The ability to focus a discussion and to unpack key topic areas, perspectives, assumptions, and biases held by participants is critical to reach a consensus decision and drive any project forward. Click on the icon below to access:

Critical Thinking Strategies

From Critical Thinking Strategies from Facilitating Online Learning: Effective Strategies for Moderators by George Collison, Bonnie Elbaum, Sarah Haavind, and Robert Tinker (Atwood Publishing: Madison, WI, 2000).

Approaches to Fostering Critical Thinking

Bransford on expertise and its transferability

don't assume it, constant revisiting - "lifelong" in lifelong learning

Beyond specific interactions with a patient, administrator, or other coworker, any project will require adequate research on the project background and analysis of the requirements.
Once a particular project area is known, it is important to establish a cogent information set on its scope and the factors that will affect implementation. Richard Paul and Linda Elder present a structured process for critiquing one’s own reasoning and examining research in The Miniature Guide to Critical Thinking: Concepts and Tools. These processes are presented below. While rigorous application of these steps will at first seem time-consuming and perhaps a little awkward, just as with learning any new skill, over time they will become easier to apply and you will eventually apply these steps almost instinctively to the problems you are asked to address: 

A Checklist for Reasoning (Paul and Elder)
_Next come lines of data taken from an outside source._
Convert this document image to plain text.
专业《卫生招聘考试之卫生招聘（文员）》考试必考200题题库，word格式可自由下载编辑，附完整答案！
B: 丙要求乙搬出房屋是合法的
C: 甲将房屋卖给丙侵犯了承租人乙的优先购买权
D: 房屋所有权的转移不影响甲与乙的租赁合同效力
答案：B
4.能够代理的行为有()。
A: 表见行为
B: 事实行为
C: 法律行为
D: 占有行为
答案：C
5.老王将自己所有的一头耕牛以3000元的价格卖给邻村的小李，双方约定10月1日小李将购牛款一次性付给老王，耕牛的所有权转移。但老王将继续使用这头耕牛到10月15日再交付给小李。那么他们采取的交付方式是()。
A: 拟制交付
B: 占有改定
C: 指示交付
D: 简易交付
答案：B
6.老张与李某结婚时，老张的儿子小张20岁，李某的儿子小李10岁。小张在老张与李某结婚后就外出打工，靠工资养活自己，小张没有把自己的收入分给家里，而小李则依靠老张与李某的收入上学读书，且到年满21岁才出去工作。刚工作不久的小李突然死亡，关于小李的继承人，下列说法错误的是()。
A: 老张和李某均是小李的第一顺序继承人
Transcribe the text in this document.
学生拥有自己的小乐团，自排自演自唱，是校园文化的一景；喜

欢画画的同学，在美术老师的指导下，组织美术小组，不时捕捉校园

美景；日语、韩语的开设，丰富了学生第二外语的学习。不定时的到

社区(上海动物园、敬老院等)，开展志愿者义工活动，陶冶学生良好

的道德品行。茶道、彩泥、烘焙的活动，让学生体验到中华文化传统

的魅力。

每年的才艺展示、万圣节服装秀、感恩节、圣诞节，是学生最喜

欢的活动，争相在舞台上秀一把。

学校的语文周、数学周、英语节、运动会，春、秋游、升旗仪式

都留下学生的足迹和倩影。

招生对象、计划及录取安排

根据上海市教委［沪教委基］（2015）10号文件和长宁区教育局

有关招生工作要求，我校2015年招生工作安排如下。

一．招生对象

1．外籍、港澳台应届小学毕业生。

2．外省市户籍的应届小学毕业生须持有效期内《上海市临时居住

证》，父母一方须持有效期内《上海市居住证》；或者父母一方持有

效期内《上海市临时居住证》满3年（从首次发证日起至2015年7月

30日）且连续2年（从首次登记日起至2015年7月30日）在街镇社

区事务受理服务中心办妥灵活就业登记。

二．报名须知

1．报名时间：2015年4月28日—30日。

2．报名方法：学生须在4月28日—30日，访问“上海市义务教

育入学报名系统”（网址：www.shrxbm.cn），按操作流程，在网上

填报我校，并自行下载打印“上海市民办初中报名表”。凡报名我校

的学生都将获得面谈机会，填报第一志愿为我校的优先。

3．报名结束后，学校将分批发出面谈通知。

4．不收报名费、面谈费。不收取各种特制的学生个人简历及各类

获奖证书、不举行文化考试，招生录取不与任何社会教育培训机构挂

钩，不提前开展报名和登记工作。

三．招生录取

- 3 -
  • All reasoning has a purpose
    • State your purpose clearly
    • Distinguish your purpose from related purposes
    • Check periodically to be sure you are still on target
    • Choose significant and realistic purposes
  • All reasoning is an attempt to figure something out, to settle some question, solve some problem
    • State the question at issue clearly and precisely
    • Express the question in several ways
    • Break the question into sub-questions
    • Distinguish questions that have definitive answers from those that are a matter of opinion and from those that require consideration of multiple viewpoints
  • All reasoning is based on assumptions
    • Clearly identify your assumptions and determine whether they are justifiable
    • Consider how your assumptions are shaping your point of view
  • All reasoning is done from some point of view
    • Identify your point of view
    • Seek other points of view and identify their strengths as well as weaknesses
    • Strive to be fair-minded in evaluating all points of view
  • All reasoning is based on data, information, and evidence
    • Restrict your claims to those supported by the data you have
    • Search for information that opposes your position as well as information that supports it
    • Make sure that all information used is clear, accurate, and relevant to the question at issue
    • Make sure you have gathered sufficient information
  • All reasoning is expressed through, and shaped by, concepts and ideas
    • Identify key concepts and explain them clearly
    • Consider alternative concepts or alternative definitions of concepts
    • Make sure you are using concepts with care and precision
  • All reasoning contains inferences and interpretations by which we draw conclusions and give meaning to data
    • Infer only what the evidence implies
    • Check inferences for their consistency with each other
    • Identify assumptions that lead to your inferences
  • All reasoning leads somewhere or has implications and consequences
      • Trace the implications and consequences that follow from your reasoning
      • Search for negative as well as positive implications
      • Consider all possible consequences

    Paul R, Elder L, Foundation for Critical Thinking. The Miniature Guide to Critical Thinking : Concepts & Tools. 3rd ed. Dillon Beach, Calif.: Foundation for Critical Thinking; 2003.